If you have a physical location you might be limited in the number of students you can have. If you’re teaching virtually, you likely don’t have that limitation technically but you will have a comfort level with how many students you would like to have in this offering.
Take the total number for the series or workshop and divide it by the optimal amount of students you would like in the offering.
Workshop Total Costs =
Your time - 3 hours = $300
Rent for 3 hours = $100
Handout Printing = $25
TOTAL = $425 + 20% ($85) = $510
Maximum = 8 people
Workshop Cost Per Student = $510 / 8 = $63.75
Yoga Membership Pricing
Whenever someone asks me about memberships I hesitate a bit and I like to ask more questions about their audience and the type of membership they will be creating.
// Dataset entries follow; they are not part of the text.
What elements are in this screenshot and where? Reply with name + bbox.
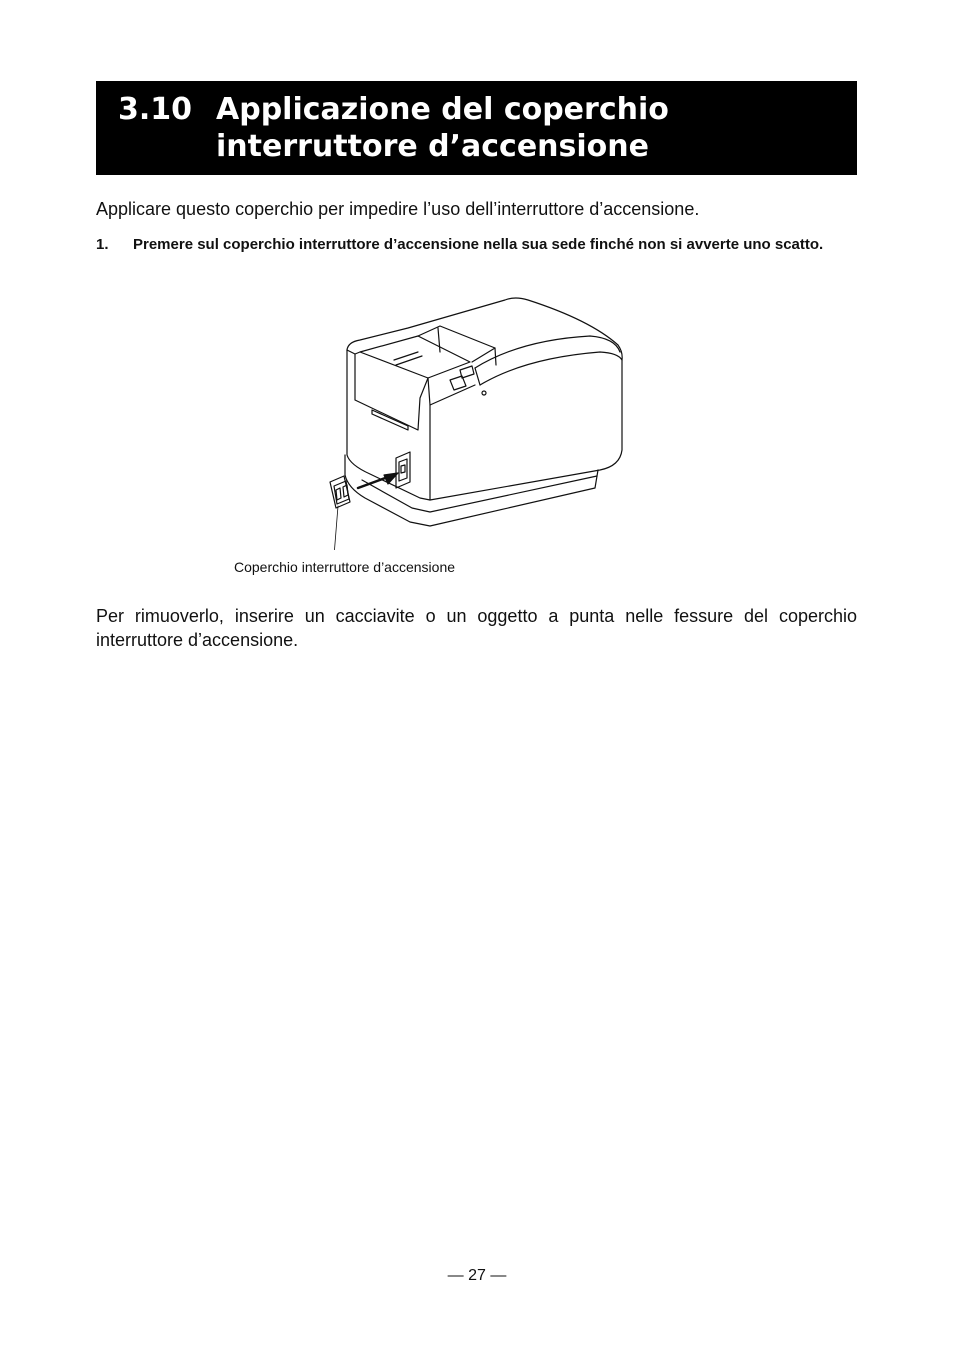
section-header xyxy=(96,81,857,175)
caption-leader xyxy=(334,506,338,550)
page-number: — 27 — xyxy=(447,1267,507,1284)
power-switch xyxy=(396,452,410,488)
printer-base xyxy=(345,455,598,526)
indicator-led xyxy=(482,391,486,395)
section-title: Applicazione del coperchio interruttore d’accensione xyxy=(216,92,669,164)
feed-button xyxy=(450,376,466,390)
printer-illustration xyxy=(300,290,640,550)
printer-diagram xyxy=(300,290,640,550)
intro-paragraph: Applicare questo coperchio per impedire l’uso dell’interruttore d’accensione. xyxy=(96,199,700,219)
step-number: 1. xyxy=(96,236,109,253)
figure-caption: Coperchio interruttore d’accensione xyxy=(234,559,456,575)
removal-paragraph: Per rimuoverlo, inserire un cacciavite o un oggetto a punta nelle fessure del coperchio interruttore d’accensione. xyxy=(96,606,857,650)
cutter-area xyxy=(418,326,495,362)
front-cover xyxy=(360,336,470,378)
printer-side xyxy=(430,360,622,500)
section-number: 3.10 xyxy=(118,92,193,127)
step-text: Premere sul coperchio interruttore d’accensione nella sua sede finché non si avverte uno scatto. xyxy=(133,236,824,253)
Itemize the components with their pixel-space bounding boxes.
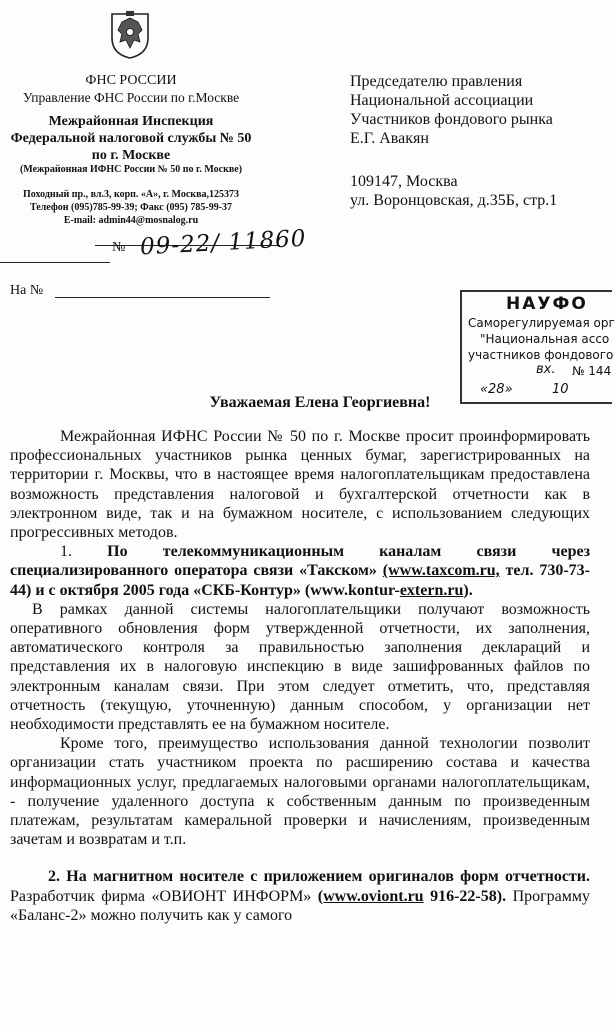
- item-2-text: Разработчик фирма «ОВИОНТ ИНФОРМ»: [10, 887, 312, 905]
- phone-fax: Телефон (095)785-99-39; Факс (095) 785-99-37: [29, 202, 233, 213]
- addressee-address: [350, 172, 557, 210]
- letter-body: [10, 427, 590, 925]
- addressee-block: [350, 72, 553, 148]
- item-1-details: тел. 730-73-44) и с октября 2005 года «СКБ-Контур» (www.kontur-: [10, 562, 590, 599]
- stamp-title: НАУФО: [506, 294, 588, 314]
- item-2-phone: 916-22-58).: [430, 887, 507, 905]
- intro-paragraph: Межрайонная ИФНС России № 50 по г. Москве просит проинформировать профессиональных участников рынка ценных бумаг, зарегистрированных на территории г. Москвы, что в настоящее время налогоплательщикам предоставлена возможность представления налоговой и бухгалтерской отчетности как в электронном виде, так и на бумажном носителе, с использованием следующих прогрессивных методов.: [10, 428, 590, 542]
- item-1-number: 1.: [60, 543, 72, 561]
- item-1-title: По телекоммуникационным каналам связи через специализированного оператора связи «Такском»: [10, 543, 591, 580]
- stamp-line: участников фондового: [468, 348, 614, 362]
- stamp-line: "Национальная ассо: [480, 332, 610, 346]
- system-paragraph: В рамках данной системы налогоплательщики получают возможность оперативного обновления форм утвержденной отчетности, их заполнения, автоматического контроля за правильностью заполнения деклараций и представления их в налоговую инспекцию в виде зашифрованных файлов по электронным каналам связи. При этом следует отметить, что, представляя отчетность (текущую, уточненную) данным способом, у организации нет необходимости представлять ее на бумажном носителе.: [10, 600, 590, 734]
- org-line: Федеральной налоговой службы № 50: [10, 131, 252, 146]
- greeting: Уважаемая Елена Георгиевна!: [209, 394, 431, 411]
- addressee-line: Председателю правления: [350, 73, 523, 90]
- org-line: по г. Москве: [91, 148, 171, 163]
- incoming-stamp: [460, 290, 615, 404]
- item-2-paragraph: [10, 867, 590, 925]
- item-2-number: 2.: [48, 868, 60, 886]
- address-line: ул. Воронцовская, д.35Б, стр.1: [350, 192, 558, 209]
- stamp-line: Саморегулируемая орг: [468, 316, 615, 330]
- org-line: Межрайонная Инспекция: [48, 114, 214, 129]
- outgoing-number-prefix: №: [112, 240, 126, 255]
- item-1-end: ).: [463, 581, 473, 599]
- advantage-paragraph: Кроме того, преимущество использования данной технологии позволит организации стать участником проекта по расширению состава и качества информационных услуг, предлагаемых налоговыми органами налогоплательщикам, - получение удаленного доступа к собственным данным по произведенным платежам, результатам камеральной проверки и начислениям, произведенным зачетам и возвратам и т.п.: [10, 735, 590, 849]
- addressee-line: Участников фондового рынка: [350, 111, 553, 128]
- reference-line: [55, 297, 270, 298]
- item-2-tail: Программу «Баланс-2» можно получить как у самого: [10, 887, 591, 924]
- stamp-incoming-number: № 144: [572, 364, 612, 378]
- stamp-incoming-prefix: вх.: [536, 362, 556, 377]
- reference-label: На №: [10, 283, 44, 298]
- kontur-link[interactable]: extern.ru: [399, 581, 464, 599]
- item-1-paragraph: [10, 542, 590, 600]
- state-emblem-icon: [108, 8, 152, 60]
- email: E-mail: admin44@mosnalog.ru: [63, 215, 199, 226]
- taxcom-link[interactable]: (www.taxcom.ru,: [382, 562, 500, 580]
- item-2-title: На магнитном носителе с приложением оригиналов форм отчетности.: [66, 868, 591, 886]
- stamp-day: «28»: [480, 382, 513, 397]
- organization-name: [0, 113, 262, 164]
- addressee-line: Национальной ассоциации: [350, 92, 534, 109]
- oviont-link[interactable]: (www.oviont.ru: [317, 887, 424, 905]
- postal-address: Походный пр., вл.3, корп. «А», г. Москва,125373: [23, 189, 239, 200]
- date-line: [0, 262, 110, 263]
- outgoing-number-handwritten: 09-22/ 11860: [139, 225, 308, 261]
- address-line: 109147, Москва: [350, 173, 458, 190]
- addressee-line: Е.Г. Авакян: [350, 130, 429, 147]
- organization-short-name: (Межрайонная ИФНС России № 50 по г. Москве): [19, 164, 243, 175]
- stamp-month: 10: [552, 382, 569, 397]
- department-name: Управление ФНС России по г.Москве: [22, 90, 240, 105]
- service-name: ФНС РОССИИ: [85, 73, 177, 88]
- contact-block: [0, 188, 262, 227]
If your audience is smaller than 10,000 people and your idea is to open a low-priced (meaning under $100) membership, I would recommend that you hold off on launching the membership unless you’re prepared for it to take a while to grow.
But if your goal is to create a higher priced membership and your audience is smaller than 10,000 people, this could absolutely work! I’ve got a great example of this.
When it comes to pricing a membership, there is a wide range of options. I’ve seen memberships from $15 all the way up to $500 per month.
The reality is that pricing memberships is subjective but the more clear you are on the audience and the problem you’re helping them solve, the easier you will have your answer on pricing.
Lower Priced Yoga Membership Pricing Guidance
The best way to go about pricing your membership is to first look at your software or material/supply costs as well as your time and energy invested but also knowing that memberships take time to pay off.
The other component is how specialized the membership content is, NOT how much content is inside but how specialized it is for your niche. There are lots of factors that go into this model and my go-to resource for memberships is The Membership Geeks - they have a podcast and of course a membership as well. Here is a specific article that breaks down pricing your membership.
Typically memberships in the yoga space are $25 - $45 per month with niched yoga memberships between $50 - $85 per month.
Higher Priced Yoga Membership Example
I’ve seen this work well when you have a membership model that will work more like a hybrid between private sessions and class series. An example of this is Samantha Harrison’s Yoga Mystery Box which you can hear about in episode #91 on the podcast.
Overall, when it comes to pricing you want to know a few things:
Your cost involved
Your time involved
The volume needed to hit your desired revenue
If you find that the volume needed to hit your revenue target is higher than your current audience size, it’s possible that you want to consider a different offering until your audience is larger.
Or you can continue to move forward with the understanding that you won’t likely hit your revenue target during the first several launches. It could take a year or two to grow your audience size to the point where you’d like your revenue to be.
Your next step
Price your offering based on the suggestions I’ve shared in this blog post. Work out the math and go for it knowing that you can adjust your prices down the road if needed.
Until next time give yourself permission to name your price and grace along the way. I’ll talk to you soon!
“Overall, when it comes to pricing you want to know a few things: your cost involved, your time involved, and the volume you need to hit your target revenue."